Antinori has made a shift from Merlot to Cab Franc.
Tenuta del Nicchio
For this venture, the marchese has brought on Sophia as his business partner, who previously worked at Harlan Estate in Napa Valley and at Wine Lister, a London-based, fine-wine consultancy. She credits Harlan with shaping her understanding of how to approach quality at the highest level and says her time in England’s capital offered her the opportunity to taste some of the world’s best wines, especially from Bordeaux. Her primary role will be to introduce Il Nicchio to wine collectors and enthusiasts worldwide. “I also want to build recognition among a younger generation of wine lovers, especially in the U.S. market,” she says. She grew up immersed in wine, and counts her half-brother Giovanni Mazzei, who also comes from a prominent wine family, as a key mentor.
Winemaking for the first two vintages of Il Nicchio was under the direction of Swedish-born winemaker Helena Lindberg, who has worked at Tenuta di Biserno since 2004; she is currently turning the reins at Tenuta del Nicchio over to new winemaker Andreas Fuchsberger. Michel Rolland, who continues to work with Ornellaia, Massetto, and Tenuta di Biserno, is also onboard as consulting winemaker, offering a through-line for a lifetime of Antinori’s winemaking projects. Although Ornellaia was conceived as a Bordeaux-style blend and Massetto is considered a reference for top-tier Merlot, Antinori says planting additional Cabernet Franc vineyards and making a wine based on the variety has been an ongoing idea for him for many years. “I always thought my ultimate challenge would be working with Cabernet Franc,” he says. “After a few attempts, I believe I now understand this variety very well and feel I can handle its complexity.”
Having chosen to work with Cabernet Franc because of its “vibrant character,” Antinori is aware of the struggles involved in its cultivation. “Managing this variety is a great challenge, much more demanding than working with Merlot or Cabernet Sauvignon,” he points out.
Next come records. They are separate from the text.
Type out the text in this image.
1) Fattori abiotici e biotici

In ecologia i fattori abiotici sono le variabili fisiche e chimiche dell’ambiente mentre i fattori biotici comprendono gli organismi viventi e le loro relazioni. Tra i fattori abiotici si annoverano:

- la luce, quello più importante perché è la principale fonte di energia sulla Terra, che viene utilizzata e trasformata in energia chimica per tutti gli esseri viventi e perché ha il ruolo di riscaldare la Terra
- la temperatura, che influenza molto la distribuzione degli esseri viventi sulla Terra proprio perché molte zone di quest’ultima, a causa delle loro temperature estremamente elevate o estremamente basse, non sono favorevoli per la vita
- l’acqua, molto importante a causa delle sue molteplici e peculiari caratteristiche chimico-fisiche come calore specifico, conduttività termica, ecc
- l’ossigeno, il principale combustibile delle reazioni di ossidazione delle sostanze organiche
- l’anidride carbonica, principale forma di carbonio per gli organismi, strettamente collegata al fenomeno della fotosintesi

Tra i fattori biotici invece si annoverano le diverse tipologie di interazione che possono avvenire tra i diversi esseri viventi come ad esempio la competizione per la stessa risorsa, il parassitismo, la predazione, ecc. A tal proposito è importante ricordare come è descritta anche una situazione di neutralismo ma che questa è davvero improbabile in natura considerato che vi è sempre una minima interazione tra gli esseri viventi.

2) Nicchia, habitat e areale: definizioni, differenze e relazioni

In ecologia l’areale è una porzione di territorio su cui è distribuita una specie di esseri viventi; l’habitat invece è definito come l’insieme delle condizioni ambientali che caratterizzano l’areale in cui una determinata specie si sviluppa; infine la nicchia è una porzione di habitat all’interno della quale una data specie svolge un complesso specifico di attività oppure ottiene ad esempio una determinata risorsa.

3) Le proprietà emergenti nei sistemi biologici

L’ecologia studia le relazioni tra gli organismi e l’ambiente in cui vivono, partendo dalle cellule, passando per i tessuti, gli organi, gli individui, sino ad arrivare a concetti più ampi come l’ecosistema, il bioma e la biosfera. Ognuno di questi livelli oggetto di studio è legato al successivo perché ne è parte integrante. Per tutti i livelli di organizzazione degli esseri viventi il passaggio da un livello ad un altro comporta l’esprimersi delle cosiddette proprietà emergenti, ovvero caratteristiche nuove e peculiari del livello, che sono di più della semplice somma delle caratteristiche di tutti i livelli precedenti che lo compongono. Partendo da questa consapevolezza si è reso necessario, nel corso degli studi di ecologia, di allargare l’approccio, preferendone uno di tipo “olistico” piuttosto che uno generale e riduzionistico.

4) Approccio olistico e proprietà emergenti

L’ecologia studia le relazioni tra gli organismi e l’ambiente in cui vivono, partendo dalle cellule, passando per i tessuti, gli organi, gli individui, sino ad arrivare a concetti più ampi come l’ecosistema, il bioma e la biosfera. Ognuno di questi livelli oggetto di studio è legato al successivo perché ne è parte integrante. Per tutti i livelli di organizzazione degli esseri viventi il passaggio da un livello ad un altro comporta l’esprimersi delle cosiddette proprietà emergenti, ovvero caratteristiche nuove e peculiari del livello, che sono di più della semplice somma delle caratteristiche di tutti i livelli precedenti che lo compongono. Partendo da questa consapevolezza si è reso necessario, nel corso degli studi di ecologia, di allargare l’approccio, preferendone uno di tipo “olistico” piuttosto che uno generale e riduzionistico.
And although he says he is anxious about the 2025 vintage because of soaring summer temperatures, he uses the word “godsend” to describe the 2021 growing season in the Maremma, the area in coastal Tuscany that is home to Bolgheri, Bibbona, and Castagneto Carducci. “Everything went very well, from vineyard management to the final result,” he says. After primary fermentation, 80 percent of the wine undergoes malolactic fermentation in oak barrels, and the wine is then aged in 80 percent new oak and the remainder in one year old oak for 16 months.
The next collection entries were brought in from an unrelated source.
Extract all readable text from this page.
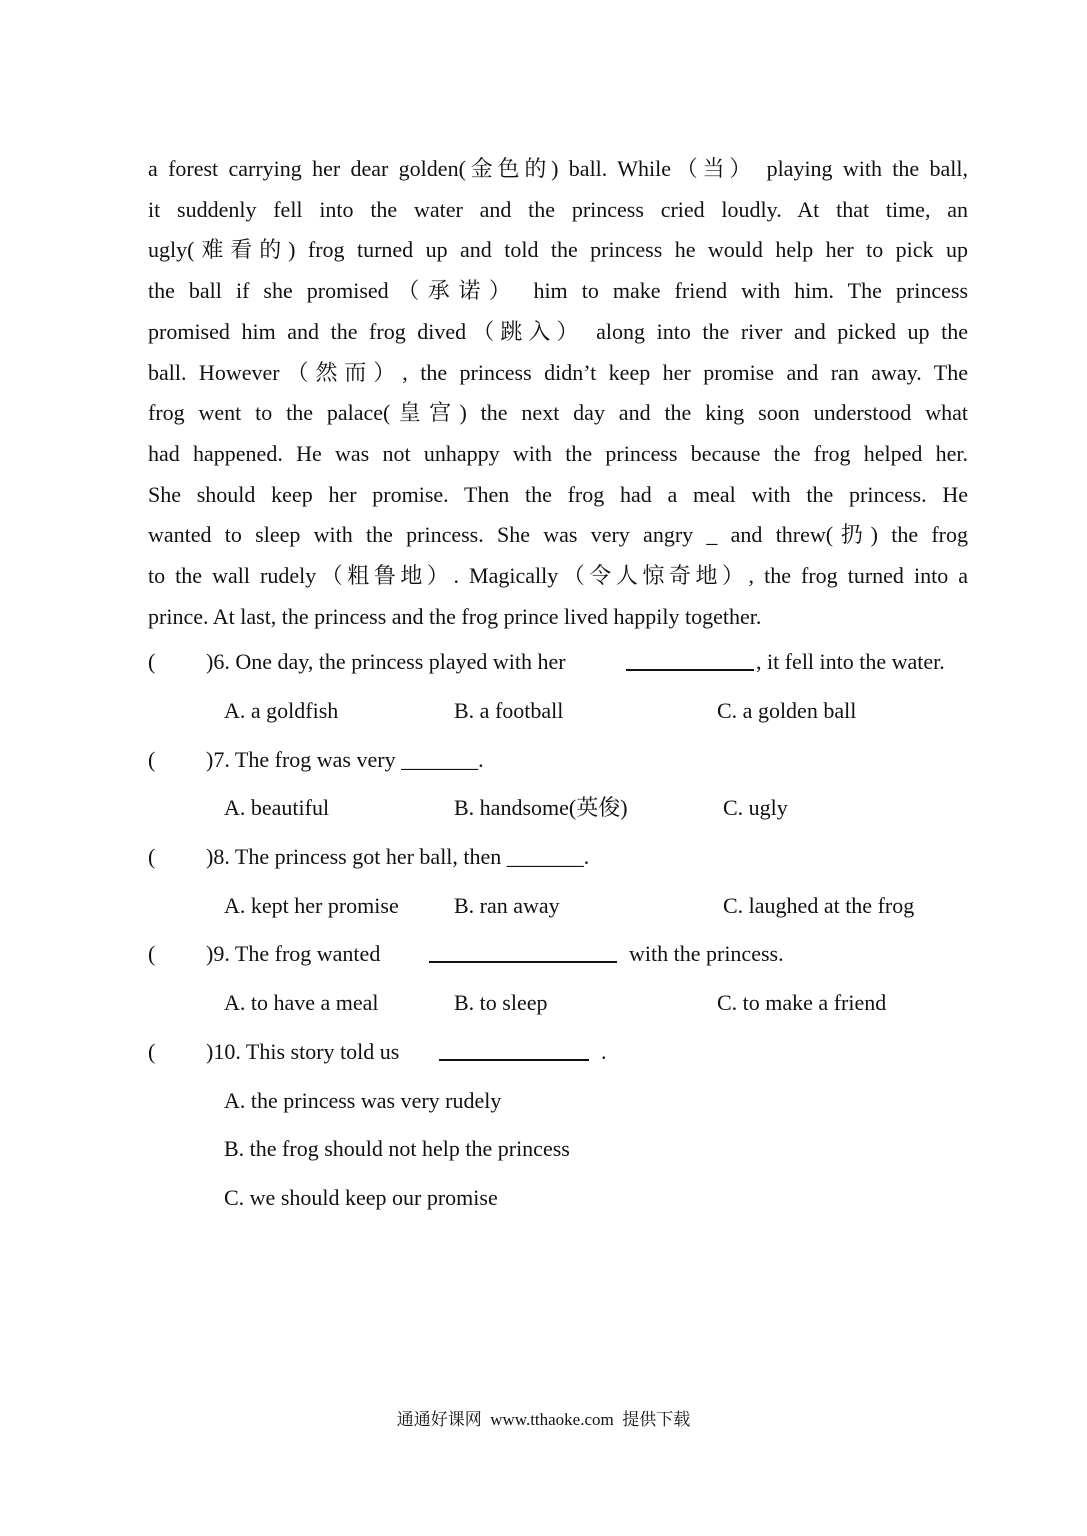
a forest carrying her dear golden(金色的) ball. While（当） playing with the ball,
it suddenly fell into the water and the princess cried loudly. At that time, an
ugly(难看的) frog turned up and told the princess he would help her to pick up
the ball if she promised（承诺） him to make friend with him. The princess
promised him and the frog dived（跳入） along into the river and picked up the
ball. However（然而）, the princess didn’t keep her promise and ran away. The
frog went to the palace(皇宫) the next day and the king soon understood what
had happened. He was not unhappy with the princess because the frog helped her.
She should keep her promise. Then the frog had a meal with the princess. He
wanted to sleep with the princess. She was very angry _ and threw(扔) the frog
to the wall rudely（粗鲁地）. Magically（令人惊奇地）, the frog turned into a
prince. At last, the princess and the frog prince lived happily together.
( )6. One day, the princess played with her	, it fell into the water.
A. a goldfish	B. a football	C. a golden ball
( )7. The frog was very _______.
A. beautiful	B. handsome(英俊)	C. ugly
( )8. The princess got her ball, then _______.
A. kept her promise	B. ran away	C. laughed at the frog
( )9. The frog wanted	with the princess.
A. to have a meal	B. to sleep	C. to make a friend
( )10. This story told us	.
A. the princess was very rudely
B. the frog should not help the princess
C. we should keep our promise
通通好课网  www.tthaoke.com  提供下载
Deep garnet in the glass, Tenuta del Nicchio 2021 Il Nicchio has a nose of blackberry, ground mace, and fresh Mediterranean herbs. Opulent tannins and vivid acidity ply the palate alongside purple plum, black cherry, cocoa powder, and sage. A soft hint of graphite lingers into the satisfying finish. While the 2020 was made in even more limited quantities, the 2021 vintage offers wine lovers the opportunity to get in on the ground floor and start a vertical of what will surely one day be considered one of Tuscany’s finest wines.